Guest post by Bobby Owsinski of Music 3.0
Releasing albums on long outdated formats has gone from novelty to trendy, with cassettes being the latest so-called “dead” format to make a comeback. That said, there are still old formats out there that have yet to be mined, and one that almost 100% of people everywhere (especially the ones that used them) never expected to see revived is the lowly floppy disk. It’s true that it’s not an audio format, but that hasn’t stopped Hamburg-based Remute from releasing his latest record that way.
Remute claims his new album, Limited, is the first hybrid vinyl/7-inch/floppy-disk techno record and he’s probably right. As he puts it, “The concept behind it is to reduce data, ideas and file sizes to their absolute minimum in order to cope with limited and forgotten technologies like the floppy disk—and to make fun, kicking and pretty raw-sounding tracks out of these limitations. The floppy disk format is something I’m using extensively at the moment—even when DJing in a club! The tunes I generated with this special method aren’t minimal techno in the classic sense of the genre; they’re limited techno.”

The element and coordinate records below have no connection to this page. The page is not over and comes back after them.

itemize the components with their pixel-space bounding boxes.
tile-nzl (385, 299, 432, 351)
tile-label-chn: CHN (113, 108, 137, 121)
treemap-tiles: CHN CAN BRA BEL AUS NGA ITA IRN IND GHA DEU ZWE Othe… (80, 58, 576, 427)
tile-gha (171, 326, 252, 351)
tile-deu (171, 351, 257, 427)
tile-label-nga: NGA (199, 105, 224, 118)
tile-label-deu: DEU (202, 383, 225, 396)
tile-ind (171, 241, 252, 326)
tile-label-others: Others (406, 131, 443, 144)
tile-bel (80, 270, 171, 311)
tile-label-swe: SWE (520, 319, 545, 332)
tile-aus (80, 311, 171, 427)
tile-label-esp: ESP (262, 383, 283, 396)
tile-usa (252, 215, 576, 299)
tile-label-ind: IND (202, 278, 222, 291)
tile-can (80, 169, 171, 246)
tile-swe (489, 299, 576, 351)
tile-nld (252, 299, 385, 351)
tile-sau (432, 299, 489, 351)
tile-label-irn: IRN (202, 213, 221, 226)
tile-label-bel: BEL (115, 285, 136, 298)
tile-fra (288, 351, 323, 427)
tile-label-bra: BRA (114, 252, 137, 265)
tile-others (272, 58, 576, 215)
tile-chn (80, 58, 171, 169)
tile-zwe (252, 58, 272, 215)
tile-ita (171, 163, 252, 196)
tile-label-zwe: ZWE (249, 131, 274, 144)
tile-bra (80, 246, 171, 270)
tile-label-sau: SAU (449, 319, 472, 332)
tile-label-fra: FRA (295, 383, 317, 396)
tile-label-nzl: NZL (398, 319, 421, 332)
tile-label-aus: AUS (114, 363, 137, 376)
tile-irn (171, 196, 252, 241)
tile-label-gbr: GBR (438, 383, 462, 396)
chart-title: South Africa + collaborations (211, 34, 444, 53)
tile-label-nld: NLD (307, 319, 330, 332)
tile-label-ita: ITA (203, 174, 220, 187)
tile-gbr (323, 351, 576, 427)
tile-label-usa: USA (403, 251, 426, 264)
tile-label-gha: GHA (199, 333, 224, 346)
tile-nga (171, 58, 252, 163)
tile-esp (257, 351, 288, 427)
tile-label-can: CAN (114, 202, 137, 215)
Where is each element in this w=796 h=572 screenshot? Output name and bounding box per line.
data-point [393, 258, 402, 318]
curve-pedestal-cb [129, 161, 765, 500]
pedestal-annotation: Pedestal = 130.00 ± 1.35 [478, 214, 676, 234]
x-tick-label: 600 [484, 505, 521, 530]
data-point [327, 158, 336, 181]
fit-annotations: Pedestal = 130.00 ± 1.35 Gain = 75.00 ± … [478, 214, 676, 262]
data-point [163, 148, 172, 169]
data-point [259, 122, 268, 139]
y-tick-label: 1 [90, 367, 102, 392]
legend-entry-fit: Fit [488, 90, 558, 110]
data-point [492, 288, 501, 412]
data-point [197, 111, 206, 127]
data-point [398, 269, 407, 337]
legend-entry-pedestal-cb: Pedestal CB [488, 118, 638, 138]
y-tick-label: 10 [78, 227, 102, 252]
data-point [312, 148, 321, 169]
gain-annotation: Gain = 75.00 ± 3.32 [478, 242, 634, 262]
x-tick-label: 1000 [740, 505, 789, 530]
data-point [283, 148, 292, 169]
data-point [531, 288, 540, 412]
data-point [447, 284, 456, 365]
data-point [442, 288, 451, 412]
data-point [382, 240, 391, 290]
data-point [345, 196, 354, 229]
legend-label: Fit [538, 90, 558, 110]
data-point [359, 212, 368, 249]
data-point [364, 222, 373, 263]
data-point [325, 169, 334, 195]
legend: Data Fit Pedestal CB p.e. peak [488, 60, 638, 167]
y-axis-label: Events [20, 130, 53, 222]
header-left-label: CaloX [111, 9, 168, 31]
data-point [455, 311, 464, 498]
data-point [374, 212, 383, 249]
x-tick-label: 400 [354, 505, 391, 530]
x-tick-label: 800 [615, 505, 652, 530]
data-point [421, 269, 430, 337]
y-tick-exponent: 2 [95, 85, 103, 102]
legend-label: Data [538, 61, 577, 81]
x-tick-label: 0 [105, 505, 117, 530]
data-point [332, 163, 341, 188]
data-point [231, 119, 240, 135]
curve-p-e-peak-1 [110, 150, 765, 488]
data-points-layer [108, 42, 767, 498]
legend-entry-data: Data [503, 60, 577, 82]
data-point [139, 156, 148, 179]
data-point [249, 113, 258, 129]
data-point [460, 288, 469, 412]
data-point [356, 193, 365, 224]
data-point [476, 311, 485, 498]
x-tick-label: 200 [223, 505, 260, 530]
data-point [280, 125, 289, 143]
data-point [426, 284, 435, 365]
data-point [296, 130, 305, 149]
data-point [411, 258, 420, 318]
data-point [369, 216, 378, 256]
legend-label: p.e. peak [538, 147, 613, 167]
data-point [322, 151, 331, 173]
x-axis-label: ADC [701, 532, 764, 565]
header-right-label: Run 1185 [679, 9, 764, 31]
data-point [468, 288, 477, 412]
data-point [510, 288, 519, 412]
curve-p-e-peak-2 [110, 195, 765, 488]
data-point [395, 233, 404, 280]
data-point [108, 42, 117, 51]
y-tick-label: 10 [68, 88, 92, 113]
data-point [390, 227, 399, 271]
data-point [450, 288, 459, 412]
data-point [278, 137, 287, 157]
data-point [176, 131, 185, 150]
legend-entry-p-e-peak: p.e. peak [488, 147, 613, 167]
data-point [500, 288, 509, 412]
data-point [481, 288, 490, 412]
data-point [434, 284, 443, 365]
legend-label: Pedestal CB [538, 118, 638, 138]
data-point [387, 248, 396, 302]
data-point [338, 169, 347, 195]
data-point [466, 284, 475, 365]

There’s no mention on the exact setup he’s using to actually use the floppies, but he does mention an old Commodore C64 he got when he was young in an article he wrote about the project.
The big problem with using floppies is the fact that they don’t hold much data. As he puts it, “the 1.44 MB provided on one aren’t even enough to save a contemporary digital album cover. But it was enough to save five or six average .mod files created with tracker music programs, which generate music in real time and therefore save a lot of memory.”
I’m going to go out on a limb here and say that even though we’ve seen big comebacks by vinyl and cassettes (and even 8-tracks for half a second), floppy disks aren’t going to make a comeback any time soon. They barely work for electronic music with no vocals, and for sure you’ll have a hard time finding a drive and the accompanying software to even get them to mount. Nice promotional story though.